BMC Med. 2025 Nov 4;23(1):606. doi: 10.1186/s12916-025-04442-y.
ABSTRACT
BACKGROUND: Major depressive disorder (MDD) and primary insomnia (PI) share overlapping symptoms and neurobiological features, yet they represent distinct clinical entities. Thus, identifying both shared and disorder-specific structural and functional brain alterations is critical for enhancing our mechanistic understanding and improving diagnostic differentiation between these conditions.
METHODS: A comprehensive literature search was conducted in the PubMed, Web of Science, and Embase databases, covering publications up to April 2024. The seed-based d-mapping software was used to investigate common and distinct abnormalities of gray matter volume (GMV) and resting-state amplitude of low-frequency fluctuations (ALFF) between MDD and PI. Meta-regression analysis was employed to assess the effect of demographic and clinical features on the identified structural and functional characteristics. The study complied with the PRISMA reporting guideline, and the detailed checklist is included in Additional File 2.

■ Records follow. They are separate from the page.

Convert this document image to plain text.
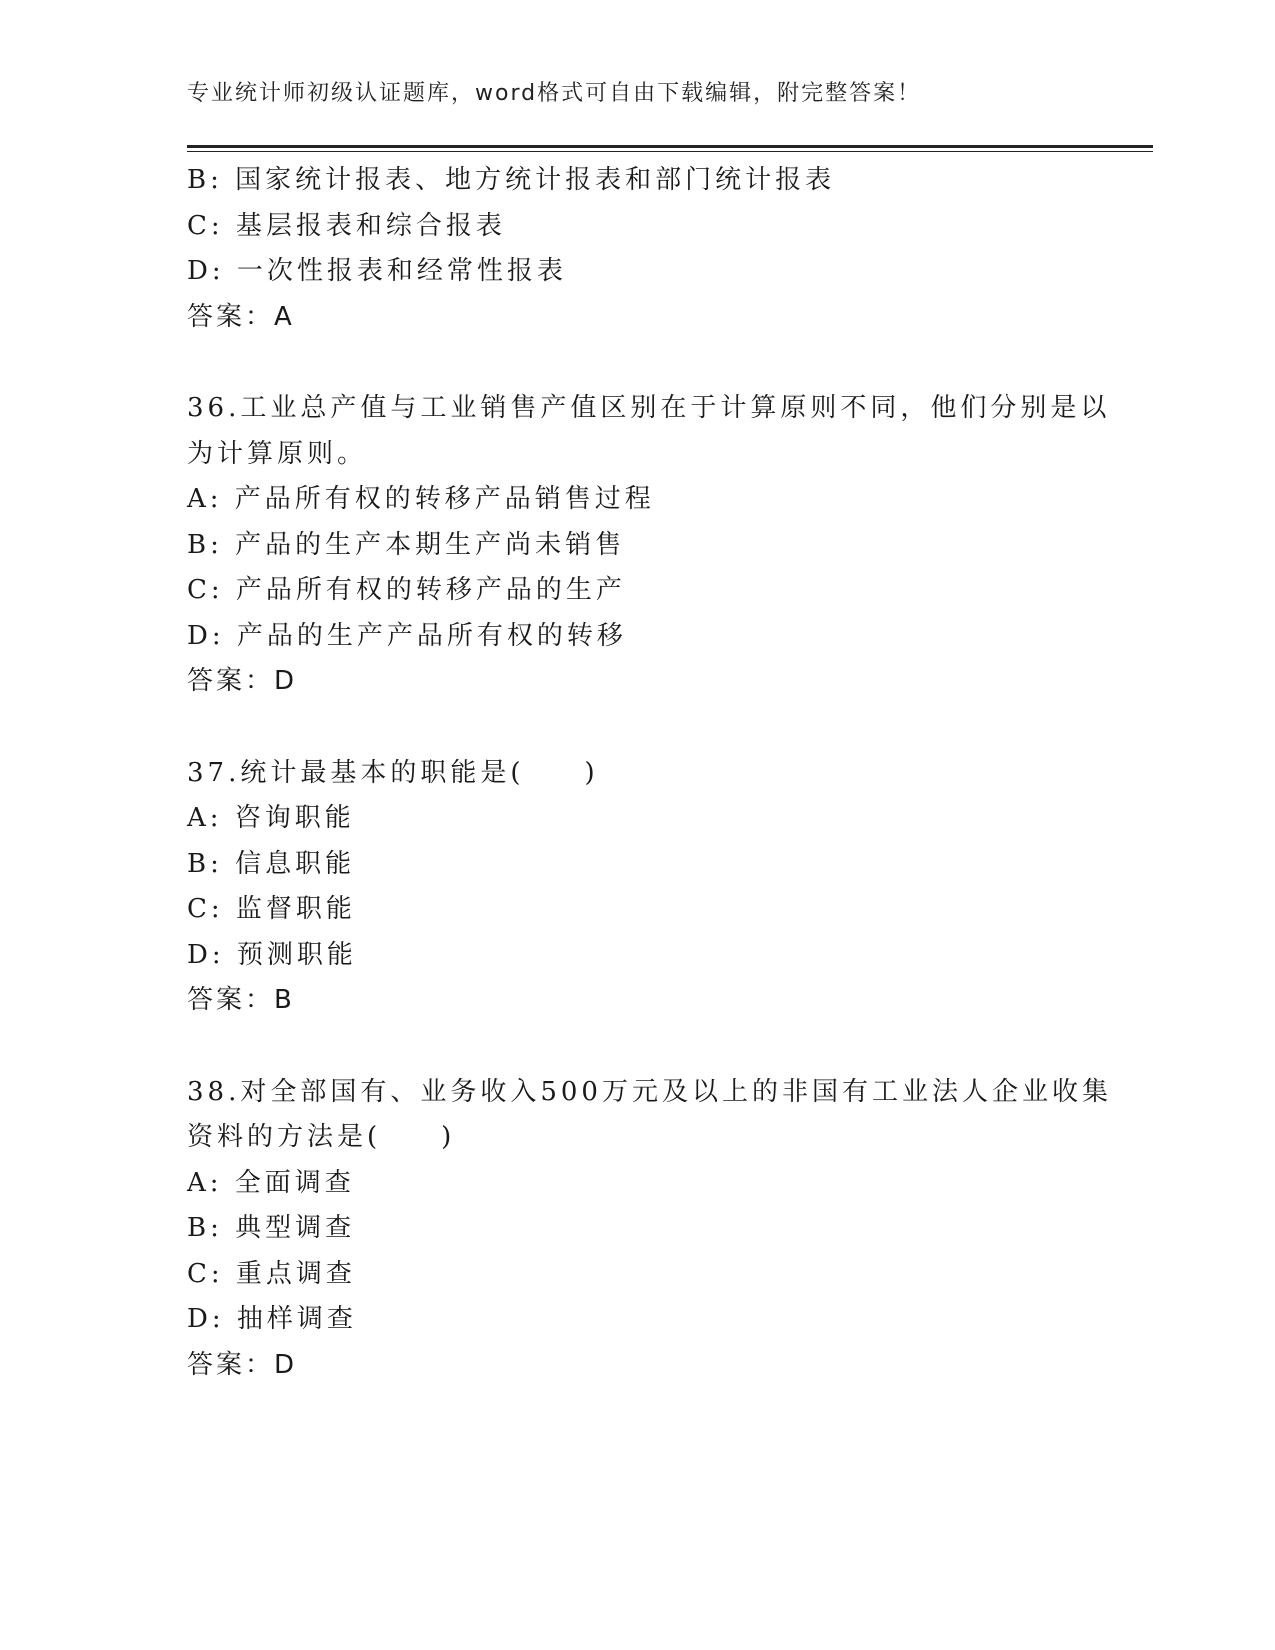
专业统计师初级认证题库，word格式可自由下载编辑，附完整答案！
B: 国家统计报表、地方统计报表和部门统计报表
C: 基层报表和综合报表
D: 一次性报表和经常性报表
答案：A
36.工业总产值与工业销售产值区别在于计算原则不同，他们分别是以
为计算原则。
A: 产品所有权的转移产品销售过程
B: 产品的生产本期生产尚未销售
C: 产品所有权的转移产品的生产
D: 产品的生产产品所有权的转移
答案：D
37.统计最基本的职能是(　　)
A: 咨询职能
B: 信息职能
C: 监督职能
D: 预测职能
答案：B
38.对全部国有、业务收入500万元及以上的非国有工业法人企业收集
资料的方法是(　　)
A: 全面调查
B: 典型调查
C: 重点调查
D: 抽样调查
答案：D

RESULTS: Across 54 GMV and 25 ALFF studies, both MDD and PI showed increased ALFF in the left temporal pole, superior temporal gyrus (STG), and right amygdala relative to healthy controls. Compared to MDD, PI exhibited smaller GMV in the left striatum and median cingulate/paracingulate gyri (DCG), but greater GMV in the right STG, reflecting structural divergence. Functionally, PI showed lower ALFF values in the right cerebellum and parietal regions, but higher ALFF values in the right occipital and temporal areas than MDD. Subgroup analyses conducted in studies within homogenous and key methodological parameters confirmed the robustness of most findings. Meta-regression revealed that functional rather than structural alterations were more strongly associated with the severity of symptoms in both disorders.
CONCLUSIONS: Common increased resting-state activation in limbic and temporal circuits may underlie overlapping neurobiological mechanisms between MDD and PI and represent potential transdiagnostic phenotypes. Distinct patterns of structural changes in gray matter, especially in striatum, cingulate, and temporal regions, may represent potential biomarkers for differential diagnosis between these two disorders.